Table-Dish-Cover by Maezm



London Design Festival 09: Korean designers Maezm will show work including Table-Dish-Cover, a silicon tablecloth with integrated dishes, at Designersblock in London next month.


The flexible, injection-moulded silicon product is spread over a table at meal times and then removed and washed afterwards.


Designersblock takes place from 24-27 September at 100% Design, Earls Court, London.

See all our stories about London Design Festival 2009 in our special category.


Here's some info from Maezm:



Spread the dish on the table. The flexible table cloth that looks just like a dish makes it possible to prepare food anywhere just by spreading it.
When the meal is over the ‘dish table cover’ is removed and washed. A sheet of a flexible ‘dish’ that is folded or crushed brings a new way of life that is not affected by space or time limitations.

meal tray type / special silicon for food / injection molding / 505 x 415 x 57 (mm)

reddot design award / design concept / "best of the best"
MACEF dining in2015 competition "shortlist entry"

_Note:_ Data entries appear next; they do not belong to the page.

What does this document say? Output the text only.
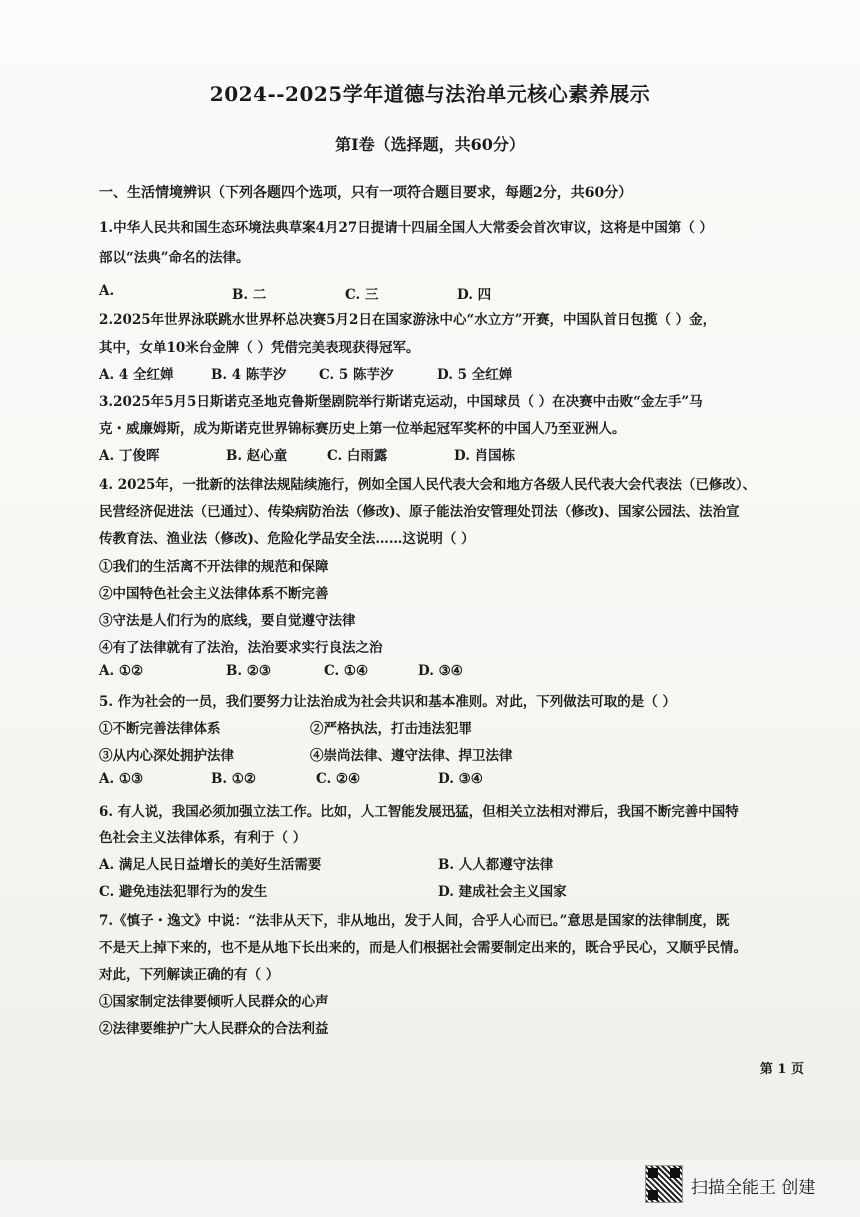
2024--2025学年道德与法治单元核心素养展示
第Ⅰ卷（选择题，共60分）
一、生活情境辨识（下列各题四个选项，只有一项符合题目要求，每题2分，共60分）
1.中华人民共和国生态环境法典草案4月27日提请十四届全国人大常委会首次审议，这将是中国第（ ）
部以“法典”命名的法律。
A.	B. 二	C. 三	D. 四
2.2025年世界泳联跳水世界杯总决赛5月2日在国家游泳中心“水立方”开赛，中国队首日包揽（ ）金，
其中，女单10米台金牌（ ）凭借完美表现获得冠军。
A. 4 全红婵	B. 4 陈芋汐 C. 5 陈芋汐	D. 5 全红婵
3.2025年5月5日斯诺克圣地克鲁斯堡剧院举行斯诺克运动，中国球员（ ）在决赛中击败“金左手”马
克・威廉姆斯，成为斯诺克世界锦标赛历史上第一位举起冠军奖杯的中国人乃至亚洲人。
A. 丁俊晖	B. 赵心童	C. 白雨露	D. 肖国栋
4. 2025年，一批新的法律法规陆续施行，例如全国人民代表大会和地方各级人民代表大会代表法（已修改）、
民营经济促进法（已通过）、传染病防治法（修改)、原子能法治安管理处罚法（修改)、国家公园法、法治宣
传教育法、渔业法（修改)、危险化学品安全法……这说明（ ）
①我们的生活离不开法律的规范和保障
②中国特色社会主义法律体系不断完善
③守法是人们行为的底线，要自觉遵守法律
④有了法律就有了法治，法治要求实行良法之治
A. ①②	B. ②③	C. ①④	D. ③④
5. 作为社会的一员，我们要努力让法治成为社会共识和基本准则。对此，下列做法可取的是（ ）
①不断完善法律体系	②严格执法，打击违法犯罪
③从内心深处拥护法律	④崇尚法律、遵守法律、捍卫法律
A. ①③	B. ①②	C. ②④	D. ③④
6. 有人说，我国必须加强立法工作。比如，人工智能发展迅猛，但相关立法相对滞后，我国不断完善中国特
色社会主义法律体系，有利于（ ）
A. 满足人民日益增长的美好生活需要	B. 人人都遵守法律
C. 避免违法犯罪行为的发生	D. 建成社会主义国家
7.《慎子・逸文》中说：“法非从天下，非从地出，发于人间，合乎人心而已。”意思是国家的法律制度，既
不是天上掉下来的，也不是从地下长出来的，而是人们根据社会需要制定出来的，既合乎民心，又顺乎民情。
对此，下列解读正确的有（ ）
①国家制定法律要倾听人民群众的心声
②法律要维护广大人民群众的合法利益
第 1 页
扫描全能王 创建
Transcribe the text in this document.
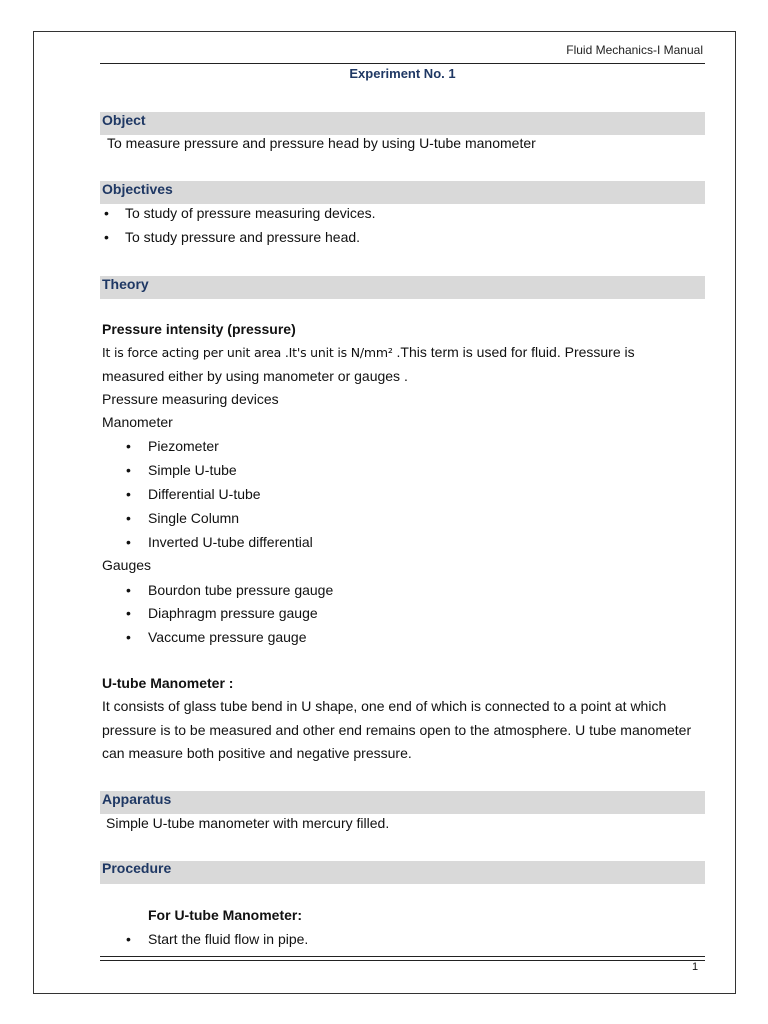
Fluid Mechanics-I Manual
Experiment No. 1
Object
To measure pressure and pressure head by using U-tube manometer
Objectives
• To study of pressure measuring devices.
• To study pressure and pressure head.
Theory
Pressure intensity (pressure)
It is force acting per unit area .It's unit is N/mm² .This term is used for fluid. Pressure is
measured either by using manometer or gauges .
Pressure measuring devices
Manometer
• Piezometer
• Simple U-tube
• Differential U-tube
• Single Column
• Inverted U-tube differential
Gauges
• Bourdon tube pressure gauge
• Diaphragm pressure gauge
• Vaccume pressure gauge
U-tube Manometer :
It consists of glass tube bend in U shape, one end of which is connected to a point at which
pressure is to be measured and other end remains open to the atmosphere. U tube manometer
can measure both positive and negative pressure.
Apparatus
Simple U-tube manometer with mercury filled.
Procedure
For U-tube Manometer:
• Start the fluid flow in pipe.
1
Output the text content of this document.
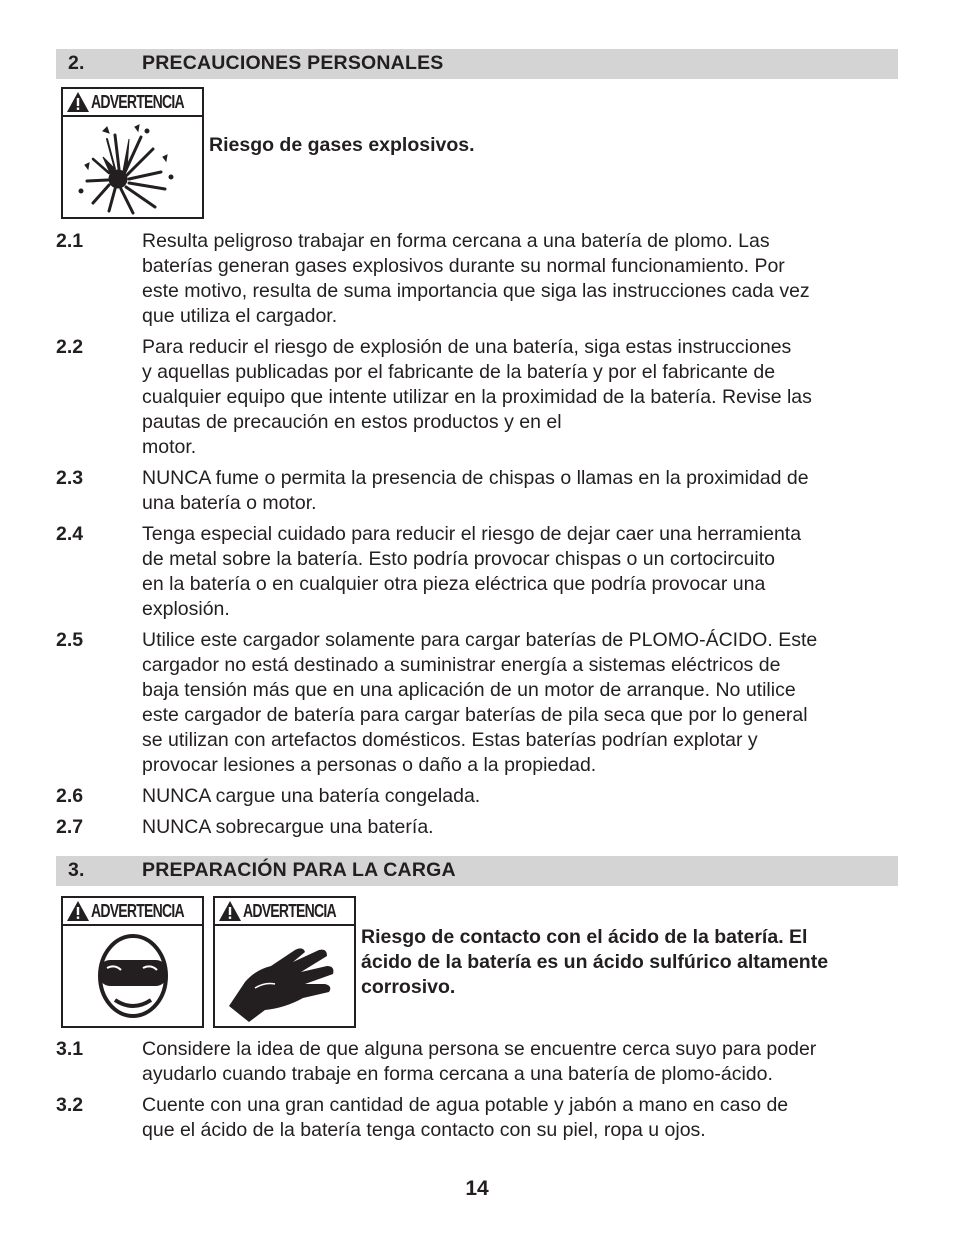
2.	PRECAUCIONES PERSONALES
ADVERTENCIA
Riesgo de gases explosivos.
2.1	Resulta peligroso trabajar en forma cercana a una batería de plomo. Las
baterías generan gases explosivos durante su normal funcionamiento. Por
este motivo, resulta de suma importancia que siga las instrucciones cada vez
que utiliza el cargador.
2.2	Para reducir el riesgo de explosión de una batería, siga estas instrucciones
y aquellas publicadas por el fabricante de la batería y por el fabricante de
cualquier equipo que intente utilizar en la proximidad de la batería. Revise las
pautas de precaución en estos productos y en el
motor.
2.3	NUNCA fume o permita la presencia de chispas o llamas en la proximidad de
una batería o motor.
2.4	Tenga especial cuidado para reducir el riesgo de dejar caer una herramienta
de metal sobre la batería. Esto podría provocar chispas o un cortocircuito
en la batería o en cualquier otra pieza eléctrica que podría provocar una
explosión.
2.5	Utilice este cargador solamente para cargar baterías de PLOMO-ÁCIDO. Este
cargador no está destinado a suministrar energía a sistemas eléctricos de
baja tensión más que en una aplicación de un motor de arranque. No utilice
este cargador de batería para cargar baterías de pila seca que por lo general
se utilizan con artefactos domésticos. Estas baterías podrían explotar y
provocar lesiones a personas o daño a la propiedad.
2.6	NUNCA cargue una batería congelada.
2.7	NUNCA sobrecargue una batería.
3.	PREPARACIÓN PARA LA CARGA
ADVERTENCIA	ADVERTENCIA
Riesgo de contacto con el ácido de la batería. El
ácido de la batería es un ácido sulfúrico altamente
corrosivo.
3.1	Considere la idea de que alguna persona se encuentre cerca suyo para poder
ayudarlo cuando trabaje en forma cercana a una batería de plomo-ácido.
3.2	Cuente con una gran cantidad de agua potable y jabón a mano en caso de
que el ácido de la batería tenga contacto con su piel, ropa u ojos.
14
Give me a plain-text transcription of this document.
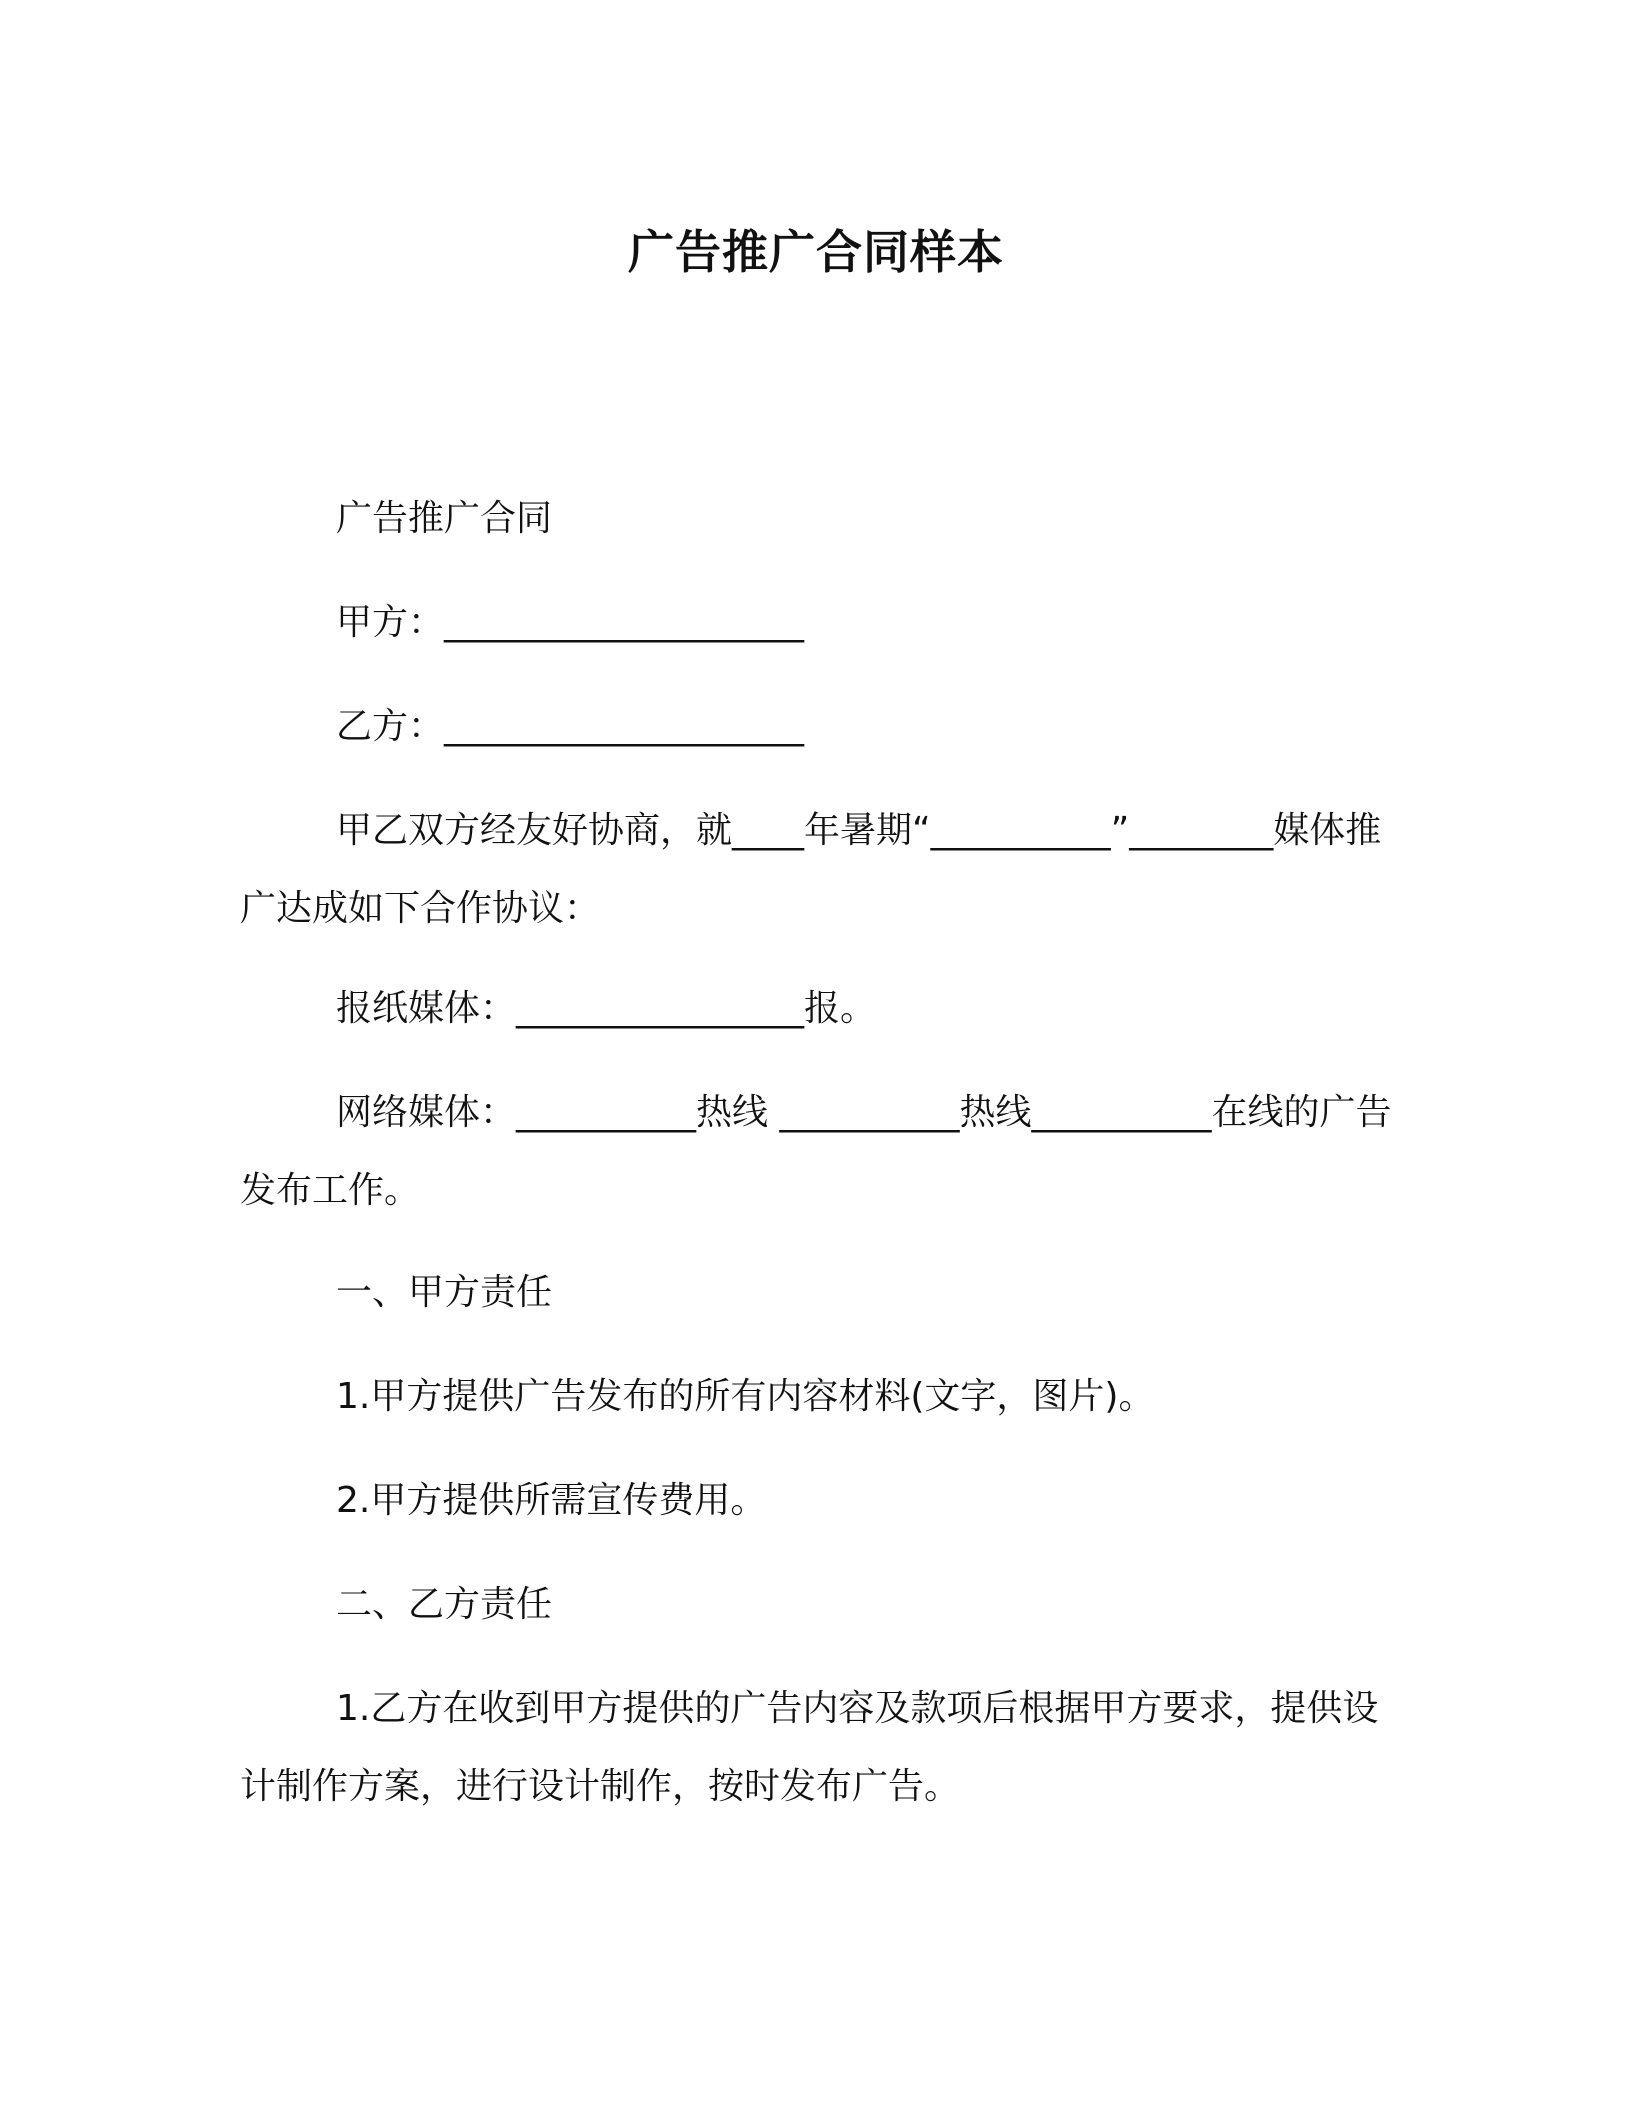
广告推广合同样本

广告推广合同

甲方：____________________

乙方：____________________

甲乙双方经友好协商，就____年暑期“__________”________媒体推广达成如下合作协议：

报纸媒体：________________报。

网络媒体：__________热线 __________热线__________在线的广告发布工作。

一、甲方责任

1.甲方提供广告发布的所有内容材料(文字，图片)。

2.甲方提供所需宣传费用。

二、乙方责任

1.乙方在收到甲方提供的广告内容及款项后根据甲方要求，提供设计制作方案，进行设计制作，按时发布广告。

Posted on Friday August 28th 2009 at 1:16 pm by . Copyright policy | Comments policy

  • db

    urh?? does it also suit in my dishwasher??

  • NK

    nice idea, but will it fit in the dishwasher??

  • bagelwithcreamcheeseplease
    deja vuiuiuiuiuiuiuiuiuiuiuiuiuiuiuiuiuiuiu eeeeee u!!!

  • mikaël

    I want to go on a picnic right now

  • very interesting design,but i don’t think it will be useful for everyday. At least,i think i do not like to use this in my everydays.
    But still wish it can be a special show in the Designersblock in London next month.

  • it’s is quite different from droog. It’s very japanese in color , very dutch in concept . Great idea for eat west party

  • What happens with the leftovers, soup or sauces for example ? How do one transfers it altogether to the sink without it ending up all over the kitchen or dining room floor ? Or to a dish-washer (I can not imagine it – it seems it has to be washed in the manual way only – in the sink)?

    Sometimes I'm wondering if some of very the original designers in such field have kitchens and dining rooms of their own at all… Or whether they ever eat.

    • hank

      Is this comment serious? This is a wonderful idea and a phenomenal environmental decision. A little elbow grease never hurt anyone, i wonder how anybody lived before the invention of the dishwasher…Not to mention pouring leftovers down the sink is wasteful and i'm sure that many designers have kitchens, probably nicer and neater than yours, because of inventions like these.

  • Is it possible to eat inside with cutlery?
    I mean by that, “a knife” to cut the meat because there is some meat eaters… and a “fork”?
    Unless this approach is intended only to Asia, because their food is already pre-cuted… ;)

    Francois Beydoun

  • michelalano

    It’s a neat idea but I think it would get annoying, since we typically are used to grabbing whatever food we’re getting and portion it ourselves without standing up. “Pass the potatoes, please.”

  • I could see going retro and just using an old set of school cafeteria lunch trays. Less material, minimalist dividers, and hard enough to smack an unruly bully over the head with.

  • omar

    i think this creates more problems than it solves…. looks pretty cool tho.

  • Marta

    i would say thats weird..First. hard to store. Second. Hard to clean. And third – how do you actually transport food in it, from A to B when its so soft?

    I just dont see the point

  • charlie chan

    idea is somewhere.
    function is nowhere.

  • charlie chan

    I would like to rephrase myself.

    The project is unique and clever, but solely in its conceptual attempt (even though its been done). The designer should have pursued this attempt as a pure conceptual project, but the mere effort in giving functions leads to its failure : how its washable, how there are many dishes, how its small enough for one person, yata yata yata.

    If by trying to present this idea of plate-table cover as a functional “product”, the designer should have taken functionality in greater concern. As EVERYONE mentions, numerous problems are still visible and unaccounted, seems hard to use and the process of preparation is unrealistic.

    But again, this project is the winner of “design CONCEPT” of Reddot, so who cares about functionality, right?

  • Brian

    I like the concept, but pass the soup could become deadly!


  • Justas

    yep , its the same as Saar Oosterhof’s 1998 table bowl- no respect for this work, author should be ashamed…

  • Thaumata

    Won’t fit in my sink. Can’t be easy to box up leftovers. Who uses the same amount of serving plates every time? Where to store it when not in use, as it looks too big for a normal cabinet and rolling it for storage takes up much more space than the same number of single dishes would.

    I’m so bored with designers who forget about functionality.

  • mark burnham

    better when made of carbon nanotubes; a flat tablecloth most of the time, but when you run a charge through it, it reforms into sturdy dinner ware. at least i think that’s how nanotubes could work. i’m no scientist.

  • M.R.

    Haven’t we seen this from Droog already?